The Supreme Court on Monday held that existing industrial units undergoing "substantial expansion" are not entitled to the electricity concessions under a Himachal Pradesh policy, saying that it was for "newly established" enterprises only.
Setting aside the Himachal Pradesh High Court's verdict, a bench comprising Justices J B Pardiwala and KV Viswanathan ruled in favour of the state government in a dispute over industrial electricity concessions.
"Clause 16(a) of the Industrial Policy of 2019 and Rule 16(i)(a) of the 2019 Rules were always intended to apply to the 'new industrial enterprises' and not to the 'existing industrial enterprises undergoing substantial expansion'.
"The conglomeration of the contemporaneous tariff orders issued prior to and subsequent to the Industrial Policy of 2019, the overall scheme of the Policy, and the structure of Clause 16 itself clearly indicate that the concessional tariff benefit under Clause 16(a) was meant only for new industrial enterprises, whereas the rebate benefit under Clause 16(b) was intended for existing industrial enterprises undergoing substantial expansion," Justice Pardiwala wrote in the judgement.
The bench was dealing with the question of whether the concessional power rates Clause 16(a) of the 2019 policy was ever intended for the existing industrial enterprises undergoing substantial expansion, and the effect of an amendment notice issued in April 2022.
It also dealt with the issue whether the doctrine of "promissory estoppel" applies in favour of the respondent company M/s Kundlas Loh Udyog.
The top court set aside a May 2025 judgment of the Himachal Pradesh High Court, which had directed the state government to extend a 15 per cent discount on energy charges to the private firm, an existing unit that had undertaken expansion.
The state contended that the use of the word "eligible" in Clause 16(a) was a drafting error and was always intended to mean "newly established" industries.
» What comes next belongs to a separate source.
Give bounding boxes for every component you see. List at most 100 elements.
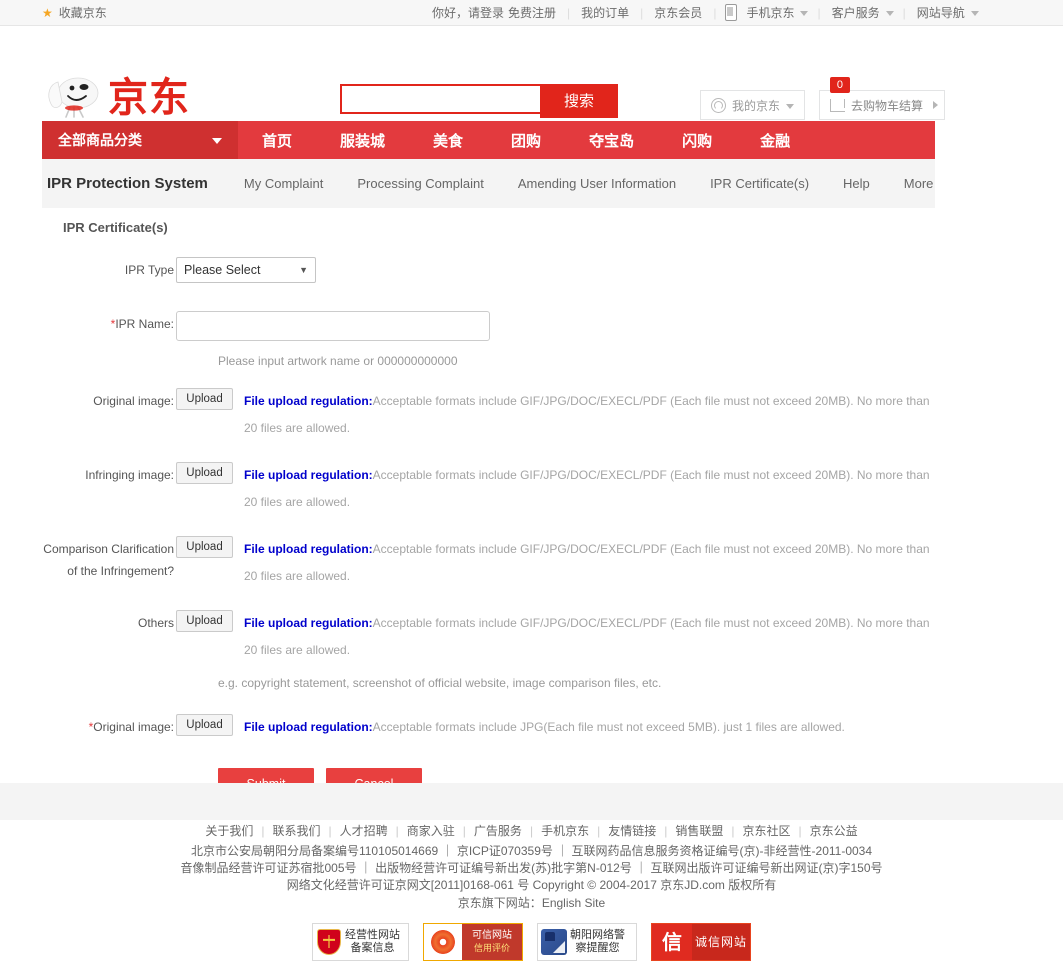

To fix this, the state issued an amendment in April 2022, specifically replacing "eligible" with "new".
The high court had previously ruled that this 2022 amendment could only apply prospectively.
However, the top court disagreed and said, "The substitution of the word 'eligible' with 'new'... did not alter the substance of the Policy but merely clarified the true intent and scope of the provisions as they always stood." Consequently, the top court ruled the amendment was clarificatory and retrospective in nature.